We should be told what in explicit detail.

Otherwise I'm a taxpayer too.

30 May, 2009 13:03

 
Blogger Emily said...

It's a damning indictment when, as a serving police officer, an having been the victim of a crime, I haven't bothered calling the police because I knew a) no one would come and b it wouldn't get investigated. There just aren't enough officers to do it thoroughly and, due to Home Counting Rules, the sheer volume of crimes means that officers are inundated with reports. 50 more won't help Surrey much. They won't get out on the street much anyway.

30 May, 2009 13:58

 
Anonymous R/T said...

VS - I normally want to punch you on the nose but your para 2 is a belter! Thank you.

Ellie - I know Mark Rowley a bit and he always seemed like a decent guy. Mind you - a few ACPO do don't they? I know someone in 45 and they are hopeful that it's a big(gish) step forward.

We'll see, I guess.

30 May, 2009 19:11

 
Anonymous Anonymous said...

Lets hope it is the start of a new dawn,

bloody doubt it tho

30 May, 2009 21:38

 
Blogger Colin D said...

Back in December last year, I reported via 999 that I had been robbed, my credit cards taken et hoc. The operator told me it wasn't an emergency although she would take the call.
I day or two later I got a back up telephone call and was given a crime number. I have since lost that as well. O well no news on all of my lost property and I suppose the 4 PCSO I saw on the offending High Street are still doing their risk assessments?
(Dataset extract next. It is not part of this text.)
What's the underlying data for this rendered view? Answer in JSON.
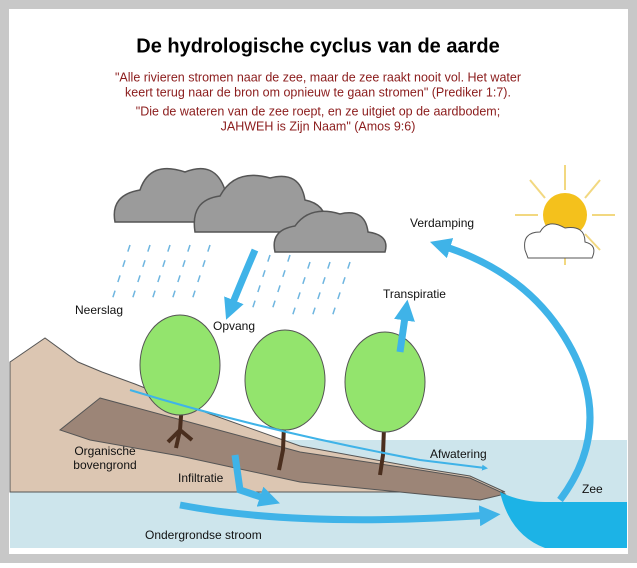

No rude suggestions please but what should I have done with the crime number? I am a fragile individual in my 70th year

31 May, 2009 16:17

 
Anonymous Anonymous said...

Mark Rowley is well respected and a decent and committed chief constable in Surrey.
I wish him the best of luck for making a stand here.

31 May, 2009 22:23

 
Anonymous Anonymous said...

Bit more info pls Colin?
Was it a robbery, in the technical sense of a theft with violence or threat of violence directed at you, or 'just' a theft (where no-one threatend you, but you were pickpocketed, say, or left your wallet in your car and had it lifted)?
Not saying in either case a crime number was sufficient, just need more info.

01 June, 2009 11:42

 
Blogger uniform said...

anon @ 22:23

thank you Chief's bag man

The promotion to Superintendent is now assured.

Chin chin, Martini anyone?

01 June, 2009 20:44

 
Anonymous Anonymous said...

hello... hapi blogging... have a nice day! just visiting here....

04 June, 2009 06:00

 
Anonymous Anonymous said...

To clarify, the act of insanity which has set Mr Rowley off is this: We have to reduce our income from council tax by 1.2 million pounds. Re-billing the people of Surrey carries an administrative cost of 1.6 million pounds. Given that we have already coped (well!) with vicious cuts in the last couple of years, it's this final act of insanity that's sent Mr Rowley off the deep end.
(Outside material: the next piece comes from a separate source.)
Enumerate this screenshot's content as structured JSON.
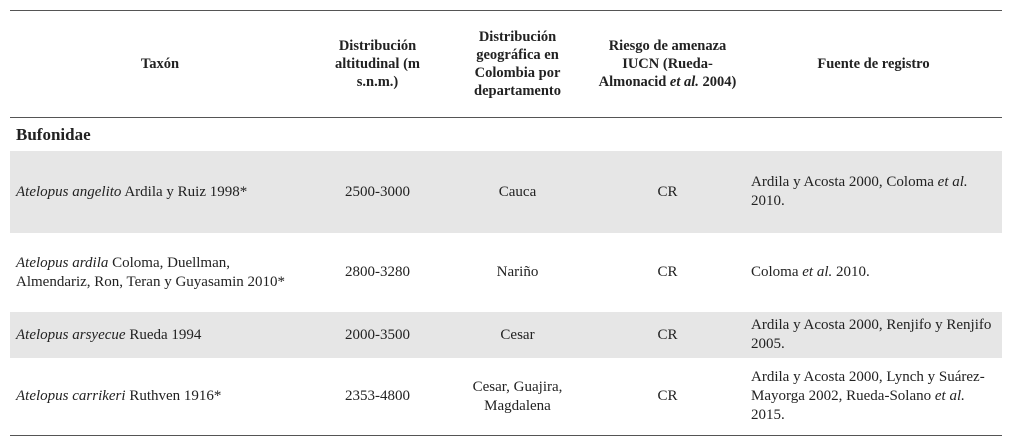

We're already feeling the pinch on the front line, but when we inevitably fail the people of Surrey they do not complain to their MP but to poor hard-working call-takers, PCs and PCSOs.

I don't know him well, but he seems to make a lot of sense and I support him. Interestingly, he has made it clear that Surrey officers and staff can talk openly with the public about these issues.

05 June, 2009 15:32

 
Anonymous Anonymous said...

I can fully support the deletion of obscenity, libel or offensive comment. However, the deletion of my fair right to reply, constituting no more than the short explanatory response to Lawyer type above, is as difficult to justify as it is easy to equate to the police blog equivalent of taser abuse.

Was it not you, Ellie, professing to support and admire free expression and openness with the public?

If it be the case that fair and just comments embarrass a personal agenda sculpted for approval by Radio 4 producers, please qualify your version of openness with the public if it is something other than hypocrisy.